All metrics are scar tissue (unless they're Business Intelligence)

I've now spent over a decade teaching how alarms are supposed to work (specific, actionable, with the appropriate urgency) and even wrote a book on how to manage metrics systems. One topic I was repeatedly asked to cover in the book, but declined because the topic is big enough for its own book, is how to do metrics right. The desire for an expert to lay down how to do metrics right comes from a number of directions:

  • No one ever looked at ours in a systematic way and our alerts are terrible [This is asking about alerts, not metrics; but they still were indirectly asking about metrics]
  • We keep having incidents and our metrics aren't helping, how do we make them help?
  • Our teams have so many alarms important ones are getting missed [Again, asking about alerts]
  • We've half assed it, and now we're getting a growth spurt.
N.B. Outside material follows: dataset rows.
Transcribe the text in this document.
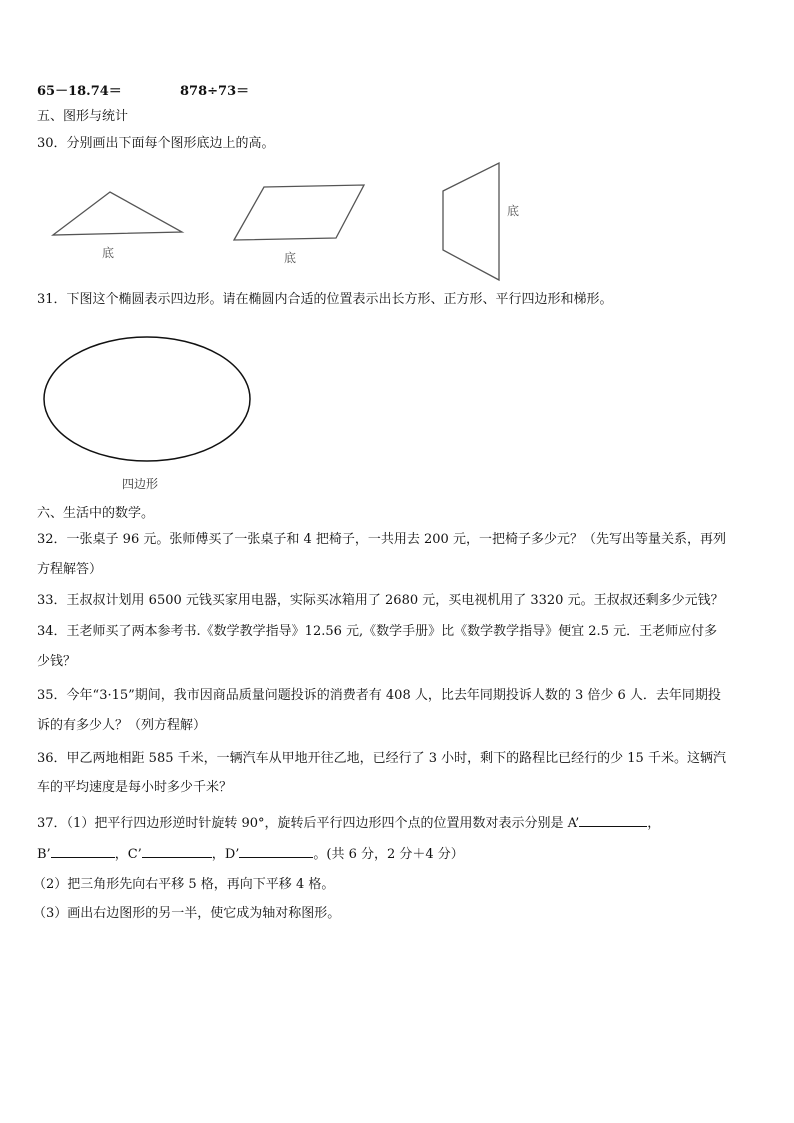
65－18.74＝	878÷73＝
五、图形与统计
30．分别画出下面每个图形底边上的高。
底	底
底
31．下图这个椭圆表示四边形。请在椭圆内合适的位置表示出长方形、正方形、平行四边形和梯形。
四边形
六、生活中的数学。
32．一张桌子 96 元。张师傅买了一张桌子和 4 把椅子，一共用去 200 元，一把椅子多少元？（先写出等量关系，再列
方程解答）
33．王叔叔计划用 6500 元钱买家用电器，实际买冰箱用了 2680 元，买电视机用了 3320 元。王叔叔还剩多少元钱？
34．王老师买了两本参考书.《数学教学指导》12.56 元,《数学手册》比《数学教学指导》便宜 2.5 元．王老师应付多
少钱？
35．今年“3·15”期间，我市因商品质量问题投诉的消费者有 408 人，比去年同期投诉人数的 3 倍少 6 人．去年同期投
诉的有多少人？（列方程解）
36．甲乙两地相距 585 千米，一辆汽车从甲地开往乙地，已经行了 3 小时，剩下的路程比已经行的少 15 千米。这辆汽
车的平均速度是每小时多少千米？
37．（1）把平行四边形逆时针旋转 90°，旋转后平行四边形四个点的位置用数对表示分别是 A’	，
B’	，C’	，D’	。(共 6 分，2 分＋4 分）
（2）把三角形先向右平移 5 格，再向下平移 4 格。
（3）画出右边图形的另一半，使它成为轴对称图形。
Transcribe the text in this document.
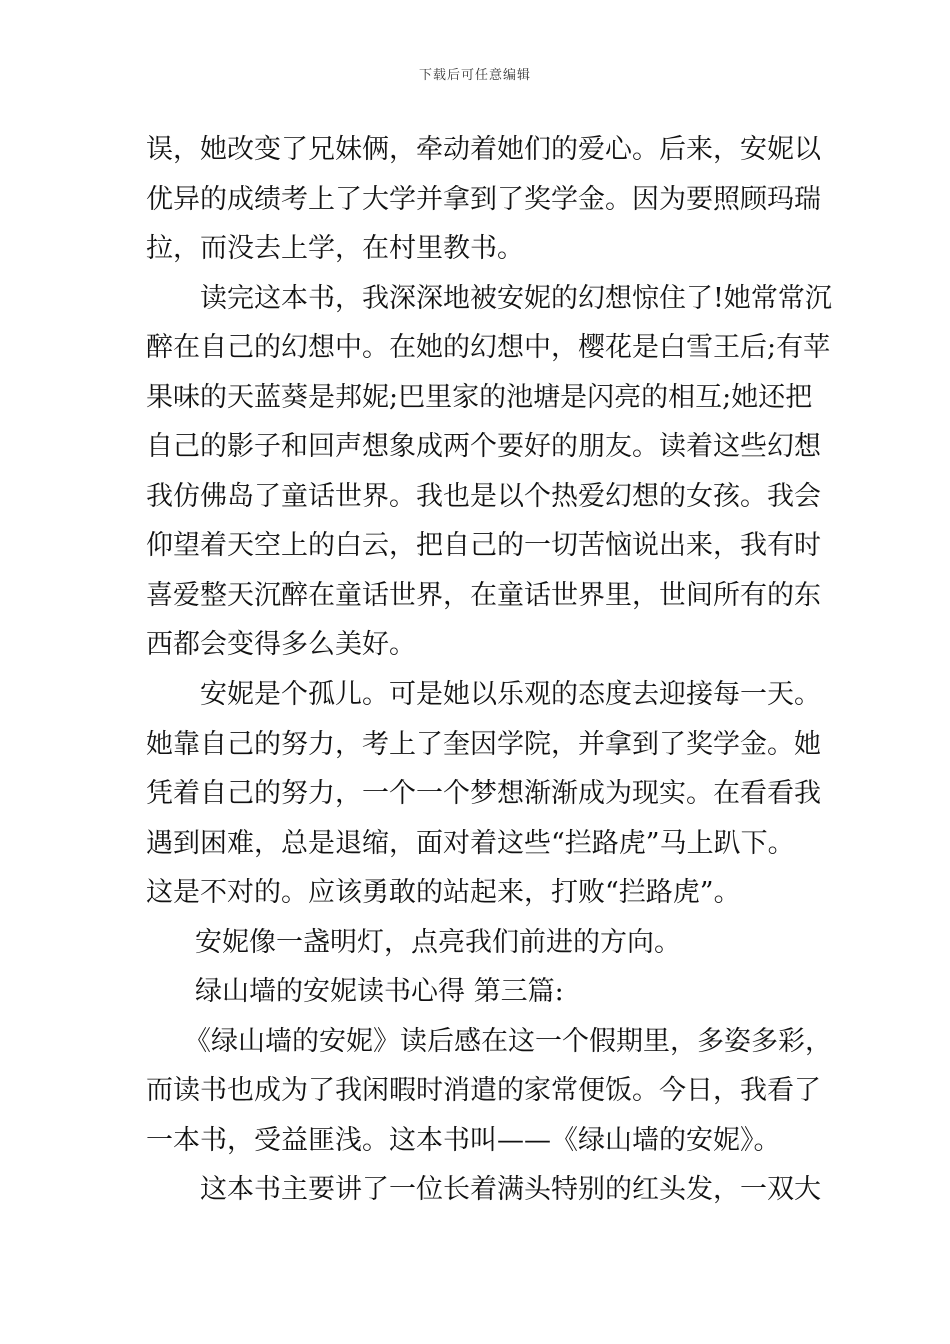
下载后可任意编辑
误，她改变了兄妹俩，牵动着她们的爱心。后来，安妮以
优异的成绩考上了大学并拿到了奖学金。因为要照顾玛瑞
拉，而没去上学，在村里教书。
读完这本书，我深深地被安妮的幻想惊住了!她常常沉
醉在自己的幻想中。在她的幻想中，樱花是白雪王后;有苹
果味的天蓝葵是邦妮;巴里家的池塘是闪亮的相互;她还把
自己的影子和回声想象成两个要好的朋友。读着这些幻想
我仿佛岛了童话世界。我也是以个热爱幻想的女孩。我会
仰望着天空上的白云，把自己的一切苦恼说出来，我有时
喜爱整天沉醉在童话世界，在童话世界里，世间所有的东
西都会变得多么美好。
安妮是个孤儿。可是她以乐观的态度去迎接每一天。
她靠自己的努力，考上了奎因学院，并拿到了奖学金。她
凭着自己的努力，一个一个梦想渐渐成为现实。在看看我
遇到困难，总是退缩，面对着这些“拦路虎”马上趴下。
这是不对的。应该勇敢的站起来，打败“拦路虎”。
安妮像一盏明灯，点亮我们前进的方向。
绿山墙的安妮读书心得 第三篇:
《绿山墙的安妮》读后感在这一个假期里，多姿多彩，
而读书也成为了我闲暇时消遣的家常便饭。今日，我看了
一本书，受益匪浅。这本书叫——《绿山墙的安妮》。
这本书主要讲了一位长着满头特别的红头发，一双大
How do we know what we should be looking for?

People really do conflate alarms/alerts with metrics, so any discussion about "how do we do metrics better" is often a "how do we do alarms better" question in disguise. As for the other two points, where people have been using vibes to pick metrics and that's no longer scaling, we actually do have a whole lot of advice; you have a whole menu of "golden signals" to pick from depending on how your application is shaped.

That's only sort of why I'm writing this.

In the mathematical construct of Site Reliability Engineering, where everything is statistics and numerical analysis, metrics are easy. Track the things that affect availability, regularly triage your metrics to ensure continued relevance, and put human processes into place to make sure you're not burning out your worker-units. But the antiseptic concept of SRE only exists in a few places, the rest of us have to pollute the purity of math with human emotions. Let me explain.

Consider your Incident Management process. There are certain questions that commonly arise when people are doing the post incident reviews:

  • Could we have caught this before release? If so, what sort of pre-release checks should we add to catch this earlier?
  • Did we learn about this from metrics or customers? If customers, what metrics do we need to add to catch this earlier? If metrics, what processes or alarms should we tune to catch this earlier?
  • Could we have caught this before the feature flag rolled out to the Emerald users? Do we need to tune the alarm thresholds to catch issues like this in groups with less feature-usage before the high value customers on Emerald plans?

And so on. Note that each question asks about refining or adding metrics. Emotionally, metrics represent anxieties. Metrics are added to catch issues before they hurt us again. Metrics are retained because they're tracking something that used to hurt us and might hurt again. This makes removing metrics hard; the people involved remember why certain metrics are present, intuitively know they needs tracking, which means emotion says to keep.

Metrics are scar tissue, and removing scar tissue is hard, bloody work. How do you reduce the number of metrics, while also not compromising your availability goals? You need the hard math of SRE to work down those emotions, but all it takes is one Engineering Manager to say "this prevented a SEV, keep it" to blow that effort up. This also means you'll have much better luck with a metric reformation effort if teams are already feeling the pinch of alert fatigue or your SaaS metric provider bills are getting big enough that the top of the company is looking at metric usage to reduce costs.

Sometimes, metrics feed into Business Intelligence. That's less about scar tissue and more about optimizing your company's revenue operations. Such metrics are less likely to lead to rapid-response on-call rotations, but still can lead to months long investigations into revenue declines. That's a different but related problem.

I could write a book about making your metrics suck less, but that book by necessity has to cover a lot of human-factors issues and has to account for the role of Incident Management in metrics sprawl. Metrics are scar tissue, keep that in mind.